The high court dismissed two separate anticipatory bail pleas filed by Sivasankar apprehending arrest by Customs investigating the smuggling angle and the ED, observing there was clear indication that the IAS officer was very close to prime accused in the smuggling case Swapna Suresh.

The National Investigation Agency, Customs and the ED are conducting separate probes into the seizure of gold worth nearly Rs 15 crore from a "diplomatic baggage" of UAE consulate at Thiruvananthapuram airport on July 5. Several people, including two former employees of the UAE consulate in Thiruvananthapuram, Suresh and Sarith P S, have been arrested by the central agencies so far.

The NIA and Customs have also earlier questioned Sivasankar, who was suspended in July after his alleged links with Suresh surfaced.

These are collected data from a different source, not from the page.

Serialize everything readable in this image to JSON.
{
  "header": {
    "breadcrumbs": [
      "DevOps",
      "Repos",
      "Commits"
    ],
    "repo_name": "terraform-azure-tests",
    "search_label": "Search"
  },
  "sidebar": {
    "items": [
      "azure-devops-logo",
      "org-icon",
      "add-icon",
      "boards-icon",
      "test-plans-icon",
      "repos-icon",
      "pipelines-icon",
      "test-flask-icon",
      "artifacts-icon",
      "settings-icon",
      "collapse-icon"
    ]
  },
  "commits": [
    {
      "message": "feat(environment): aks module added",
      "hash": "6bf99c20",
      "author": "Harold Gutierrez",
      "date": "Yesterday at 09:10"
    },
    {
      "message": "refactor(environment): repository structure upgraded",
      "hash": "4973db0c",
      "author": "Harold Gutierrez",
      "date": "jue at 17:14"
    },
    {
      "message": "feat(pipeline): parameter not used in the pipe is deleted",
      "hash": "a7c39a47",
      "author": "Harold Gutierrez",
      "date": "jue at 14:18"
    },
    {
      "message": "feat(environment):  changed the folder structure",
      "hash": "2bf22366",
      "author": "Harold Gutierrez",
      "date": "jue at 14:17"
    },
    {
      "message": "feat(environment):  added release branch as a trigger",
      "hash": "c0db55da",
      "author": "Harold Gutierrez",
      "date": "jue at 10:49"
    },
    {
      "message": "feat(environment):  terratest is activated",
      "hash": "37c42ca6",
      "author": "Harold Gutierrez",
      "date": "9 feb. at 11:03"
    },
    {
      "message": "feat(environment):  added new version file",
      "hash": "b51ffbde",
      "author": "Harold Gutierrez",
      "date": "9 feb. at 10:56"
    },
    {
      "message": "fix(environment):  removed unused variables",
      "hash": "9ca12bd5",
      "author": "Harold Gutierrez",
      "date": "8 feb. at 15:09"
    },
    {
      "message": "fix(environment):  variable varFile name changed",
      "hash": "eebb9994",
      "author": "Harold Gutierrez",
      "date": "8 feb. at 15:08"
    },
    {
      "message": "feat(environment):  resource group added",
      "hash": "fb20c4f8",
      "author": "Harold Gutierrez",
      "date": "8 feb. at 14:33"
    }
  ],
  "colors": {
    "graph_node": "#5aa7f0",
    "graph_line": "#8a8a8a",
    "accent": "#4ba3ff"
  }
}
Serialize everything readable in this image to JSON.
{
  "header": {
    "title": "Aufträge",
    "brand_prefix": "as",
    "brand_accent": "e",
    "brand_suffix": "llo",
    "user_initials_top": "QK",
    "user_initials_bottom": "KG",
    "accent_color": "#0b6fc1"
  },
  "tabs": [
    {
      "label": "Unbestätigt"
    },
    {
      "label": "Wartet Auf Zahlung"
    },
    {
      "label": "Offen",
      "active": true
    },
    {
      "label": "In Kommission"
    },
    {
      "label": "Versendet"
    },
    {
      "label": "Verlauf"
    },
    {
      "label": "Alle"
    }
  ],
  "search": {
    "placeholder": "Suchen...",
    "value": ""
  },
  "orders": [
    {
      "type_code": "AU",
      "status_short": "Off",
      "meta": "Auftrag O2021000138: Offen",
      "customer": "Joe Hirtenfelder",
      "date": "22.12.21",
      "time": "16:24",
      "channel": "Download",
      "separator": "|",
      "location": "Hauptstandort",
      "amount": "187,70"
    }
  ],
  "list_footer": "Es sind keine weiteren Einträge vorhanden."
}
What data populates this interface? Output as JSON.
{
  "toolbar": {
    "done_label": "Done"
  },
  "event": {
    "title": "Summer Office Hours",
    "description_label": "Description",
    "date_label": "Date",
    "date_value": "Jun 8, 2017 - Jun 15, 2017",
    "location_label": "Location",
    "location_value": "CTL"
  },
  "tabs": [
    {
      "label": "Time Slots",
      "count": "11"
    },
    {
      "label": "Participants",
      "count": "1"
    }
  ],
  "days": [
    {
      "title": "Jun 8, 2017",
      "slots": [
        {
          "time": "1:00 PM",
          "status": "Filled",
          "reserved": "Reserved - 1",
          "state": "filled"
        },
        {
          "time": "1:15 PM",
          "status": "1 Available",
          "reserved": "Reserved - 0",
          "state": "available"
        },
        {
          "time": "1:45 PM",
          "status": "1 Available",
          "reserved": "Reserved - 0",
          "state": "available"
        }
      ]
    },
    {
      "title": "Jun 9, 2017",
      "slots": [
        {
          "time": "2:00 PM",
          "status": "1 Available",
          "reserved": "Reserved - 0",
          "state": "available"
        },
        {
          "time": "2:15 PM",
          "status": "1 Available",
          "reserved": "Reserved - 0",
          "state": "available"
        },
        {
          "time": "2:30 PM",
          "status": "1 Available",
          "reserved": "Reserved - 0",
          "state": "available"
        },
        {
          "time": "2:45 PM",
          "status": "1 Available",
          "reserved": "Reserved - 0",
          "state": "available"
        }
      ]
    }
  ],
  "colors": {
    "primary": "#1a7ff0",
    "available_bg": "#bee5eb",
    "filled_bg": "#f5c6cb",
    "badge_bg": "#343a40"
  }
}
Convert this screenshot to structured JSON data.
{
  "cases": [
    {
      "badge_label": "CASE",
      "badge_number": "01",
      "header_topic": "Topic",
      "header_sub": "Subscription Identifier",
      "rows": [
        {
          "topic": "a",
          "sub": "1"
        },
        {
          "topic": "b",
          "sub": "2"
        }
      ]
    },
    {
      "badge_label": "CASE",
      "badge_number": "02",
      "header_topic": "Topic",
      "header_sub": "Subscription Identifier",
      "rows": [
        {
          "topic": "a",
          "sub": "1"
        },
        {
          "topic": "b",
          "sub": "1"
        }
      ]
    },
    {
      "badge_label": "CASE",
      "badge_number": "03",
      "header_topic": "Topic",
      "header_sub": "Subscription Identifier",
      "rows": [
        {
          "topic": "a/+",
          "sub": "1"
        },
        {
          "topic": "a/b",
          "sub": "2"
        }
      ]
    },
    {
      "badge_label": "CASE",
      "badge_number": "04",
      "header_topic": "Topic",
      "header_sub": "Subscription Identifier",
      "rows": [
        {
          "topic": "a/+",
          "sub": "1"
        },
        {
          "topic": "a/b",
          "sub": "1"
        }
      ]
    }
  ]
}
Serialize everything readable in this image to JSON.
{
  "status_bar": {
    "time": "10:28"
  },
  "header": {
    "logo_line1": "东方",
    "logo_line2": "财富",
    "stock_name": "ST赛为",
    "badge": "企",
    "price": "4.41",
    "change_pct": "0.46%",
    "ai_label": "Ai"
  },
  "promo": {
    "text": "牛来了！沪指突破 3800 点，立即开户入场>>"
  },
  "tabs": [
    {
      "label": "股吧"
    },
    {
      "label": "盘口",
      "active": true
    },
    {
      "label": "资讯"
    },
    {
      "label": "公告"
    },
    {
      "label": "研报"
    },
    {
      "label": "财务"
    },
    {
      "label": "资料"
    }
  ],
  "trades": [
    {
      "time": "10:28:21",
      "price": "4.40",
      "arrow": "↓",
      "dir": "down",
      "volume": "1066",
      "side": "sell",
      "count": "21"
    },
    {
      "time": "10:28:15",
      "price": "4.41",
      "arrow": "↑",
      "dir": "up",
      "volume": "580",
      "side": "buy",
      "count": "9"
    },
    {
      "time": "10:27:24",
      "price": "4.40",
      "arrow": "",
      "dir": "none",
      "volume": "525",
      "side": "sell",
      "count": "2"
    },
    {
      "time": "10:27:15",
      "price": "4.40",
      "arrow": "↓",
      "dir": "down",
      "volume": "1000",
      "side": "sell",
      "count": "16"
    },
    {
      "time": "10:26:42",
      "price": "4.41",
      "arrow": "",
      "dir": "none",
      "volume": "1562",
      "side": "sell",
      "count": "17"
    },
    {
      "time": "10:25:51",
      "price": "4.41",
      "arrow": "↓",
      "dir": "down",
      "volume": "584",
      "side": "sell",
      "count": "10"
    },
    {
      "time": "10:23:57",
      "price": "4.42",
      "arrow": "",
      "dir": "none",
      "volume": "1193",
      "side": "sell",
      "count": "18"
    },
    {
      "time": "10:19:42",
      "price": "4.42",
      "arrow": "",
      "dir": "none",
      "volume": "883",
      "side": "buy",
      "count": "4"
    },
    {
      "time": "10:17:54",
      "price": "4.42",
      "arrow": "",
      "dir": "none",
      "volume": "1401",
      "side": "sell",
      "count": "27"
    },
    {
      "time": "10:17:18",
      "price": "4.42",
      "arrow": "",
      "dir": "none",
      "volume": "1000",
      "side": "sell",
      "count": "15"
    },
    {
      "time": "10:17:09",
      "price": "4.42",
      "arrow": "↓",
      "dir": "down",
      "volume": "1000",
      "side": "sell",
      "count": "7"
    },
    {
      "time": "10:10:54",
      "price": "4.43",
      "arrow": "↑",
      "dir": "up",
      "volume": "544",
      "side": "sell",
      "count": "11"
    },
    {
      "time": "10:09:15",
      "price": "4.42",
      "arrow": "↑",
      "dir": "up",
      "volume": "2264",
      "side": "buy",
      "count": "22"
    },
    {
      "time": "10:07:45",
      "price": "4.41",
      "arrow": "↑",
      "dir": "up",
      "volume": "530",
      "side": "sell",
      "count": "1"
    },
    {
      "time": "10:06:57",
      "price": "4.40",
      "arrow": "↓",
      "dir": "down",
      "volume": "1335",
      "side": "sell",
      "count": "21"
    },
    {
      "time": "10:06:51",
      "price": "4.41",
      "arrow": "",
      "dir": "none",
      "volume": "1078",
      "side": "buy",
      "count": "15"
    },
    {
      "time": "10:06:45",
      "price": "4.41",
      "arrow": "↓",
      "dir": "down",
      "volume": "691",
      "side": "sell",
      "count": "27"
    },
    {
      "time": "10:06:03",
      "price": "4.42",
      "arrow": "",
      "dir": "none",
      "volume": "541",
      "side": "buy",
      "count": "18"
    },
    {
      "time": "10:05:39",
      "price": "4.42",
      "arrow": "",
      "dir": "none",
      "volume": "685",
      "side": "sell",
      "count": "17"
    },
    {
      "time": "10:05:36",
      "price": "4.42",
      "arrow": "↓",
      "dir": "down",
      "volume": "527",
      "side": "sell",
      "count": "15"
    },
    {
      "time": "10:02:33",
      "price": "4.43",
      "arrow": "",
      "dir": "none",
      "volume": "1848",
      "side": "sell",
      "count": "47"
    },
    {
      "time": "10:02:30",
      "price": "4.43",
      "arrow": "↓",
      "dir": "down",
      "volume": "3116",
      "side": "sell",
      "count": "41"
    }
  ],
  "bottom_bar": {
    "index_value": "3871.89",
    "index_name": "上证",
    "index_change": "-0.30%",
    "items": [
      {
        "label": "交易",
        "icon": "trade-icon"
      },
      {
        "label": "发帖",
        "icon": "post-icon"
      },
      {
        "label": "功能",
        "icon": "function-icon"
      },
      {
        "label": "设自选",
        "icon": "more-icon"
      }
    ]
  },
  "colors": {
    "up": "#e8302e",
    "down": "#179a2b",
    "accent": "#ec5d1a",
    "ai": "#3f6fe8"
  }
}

Dismissing Sivasankar''s anticipatory bail plea in the ED case, the high court observed that the agency was relying on the statements given by him as also prime accused Suresh and his chartered accountant Venugopal. There is clear indication that the IAS officer was very close to Suresh. Sivasankar had discussed about the deposit of amounts belonging to Suresh with his chartered accountant. The officer had introduced her to the chartered accountant and had asked him to sort out her financial problems, Justice Ashok Menon said in the order.

The court further said the statements given by the accountant and Suresh strongly indicate "the involvement" of Sivasankar. "It is alleged to be in consequence of the directions given by the applicant that Swapna Suresh and the Chartered Accountant (Venugopal) opened a locker in the State Bank of India, Thiruvananthapuram Branch. Both of them had rights to operate the locker."

"Even though the applicant (Sivasankar) has disassociated himself from activities pertaining to the deposit of amounts in the locker, there is some indication in the communications between him and the chartered accountant regarding the applicant overseeing the management of the finances of Swapna Suresh", the court said.

Noting that the ED has not yet concluded whether the applicant is to be made an accused or a witness in the crime, the court said there are strong indications pointed out by the agency to suggest that the applicant may be a person involved in the money laundering with Suresh.

"Probably there may not be sufficient evidence at present collected by the ED to implicate the applicant as an accused, and there also may not be sufficient evidence to suggest that he is guilty of the offences alleged.

"But, they have sufficient materials to interrogate him, for which he is bound to cooperate, as a senior government official", the court said dismissing the bail plea.

Rejecting the contentions made by Sivasankar that he was connected with the affairs of the government and had in such capacity interacted with Suresh, then secretary to the Consulate General, UAE, the court observed that "if that be so, there is no need for him to interfere in matters concerning management of her finances."

The court said the fact that he was in constant touch with Suresh and even volunteered to help her by contacting his accountant indicates that there is a possibility that he knew her involvement in the "smuggling activity."